We’re entering a world of virtual humans: photo-realistic digital avatars. H&M and Mackevision worked together on this collection of digital humans and their clothes.

Millions of people are about to step into digital worlds, and they’re going to want to bring avatars with them. That’s going to launch a wave of creativity around these avatars. Epic has revealed its digital human creator

In Metaverses, you can present any identity you want. We will see an explosion of creativity in this space, as people seek to define who they are. Some people think that these avatars will become our primary online identities. 

Multiple Metaverses

There will be multiple, overlapping meta verses.

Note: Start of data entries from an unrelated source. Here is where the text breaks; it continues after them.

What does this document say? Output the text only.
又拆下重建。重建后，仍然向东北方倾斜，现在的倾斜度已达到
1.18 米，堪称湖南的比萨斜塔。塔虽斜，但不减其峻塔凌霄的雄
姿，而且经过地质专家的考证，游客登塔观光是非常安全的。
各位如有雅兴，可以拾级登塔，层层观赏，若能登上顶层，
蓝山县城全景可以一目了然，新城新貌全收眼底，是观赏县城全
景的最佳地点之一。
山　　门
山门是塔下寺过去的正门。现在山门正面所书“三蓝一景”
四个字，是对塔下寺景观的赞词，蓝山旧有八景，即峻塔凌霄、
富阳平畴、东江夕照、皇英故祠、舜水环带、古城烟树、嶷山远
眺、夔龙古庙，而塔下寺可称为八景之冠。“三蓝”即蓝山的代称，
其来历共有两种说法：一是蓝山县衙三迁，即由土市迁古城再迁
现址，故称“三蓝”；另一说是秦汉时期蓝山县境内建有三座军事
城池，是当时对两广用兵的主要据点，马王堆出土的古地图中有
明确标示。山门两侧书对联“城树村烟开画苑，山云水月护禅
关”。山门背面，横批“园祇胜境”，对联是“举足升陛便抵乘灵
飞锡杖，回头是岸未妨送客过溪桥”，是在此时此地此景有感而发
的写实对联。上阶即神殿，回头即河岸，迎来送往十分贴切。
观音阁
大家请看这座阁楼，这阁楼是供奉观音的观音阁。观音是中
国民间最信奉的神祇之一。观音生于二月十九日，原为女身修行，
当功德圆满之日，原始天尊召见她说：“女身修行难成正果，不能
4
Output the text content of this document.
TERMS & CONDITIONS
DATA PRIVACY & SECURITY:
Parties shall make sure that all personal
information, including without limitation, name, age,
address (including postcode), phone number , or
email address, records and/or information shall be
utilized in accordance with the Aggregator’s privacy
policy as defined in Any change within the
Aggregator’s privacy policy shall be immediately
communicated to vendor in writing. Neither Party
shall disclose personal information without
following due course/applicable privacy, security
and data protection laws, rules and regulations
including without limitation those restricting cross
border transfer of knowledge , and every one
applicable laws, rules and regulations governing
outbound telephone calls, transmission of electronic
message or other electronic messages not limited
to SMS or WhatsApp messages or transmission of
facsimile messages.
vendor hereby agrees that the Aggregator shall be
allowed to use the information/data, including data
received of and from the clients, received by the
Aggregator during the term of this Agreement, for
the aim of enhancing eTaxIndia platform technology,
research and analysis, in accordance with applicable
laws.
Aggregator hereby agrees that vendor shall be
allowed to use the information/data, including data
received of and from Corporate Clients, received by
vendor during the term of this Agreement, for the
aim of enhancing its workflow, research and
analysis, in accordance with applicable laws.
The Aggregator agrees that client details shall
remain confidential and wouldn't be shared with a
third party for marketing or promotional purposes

There won’t be one Metaverse to rule them all. What fundamental human needs will your customers be questing after in these worlds? If you’re asking that question, you’re asking the right question.

But there’s one impulse we haven’t talked about:

4. Power

Who is going to control this? Facebook is lining up to lead this space. Facebook Horizon is on Oculus Rift. It has a work version of it. Are we OK with that?

In the early 90s, people dreamed of a democratising technology, but instead we got consolidation of power in a small number of unaccountable companies. Do we want that again? Can we do anything about it this time?

Let’s build virtual worlds that serve the needs of people above those of corporations. 

Then we might build a virtual world we actually want to live in.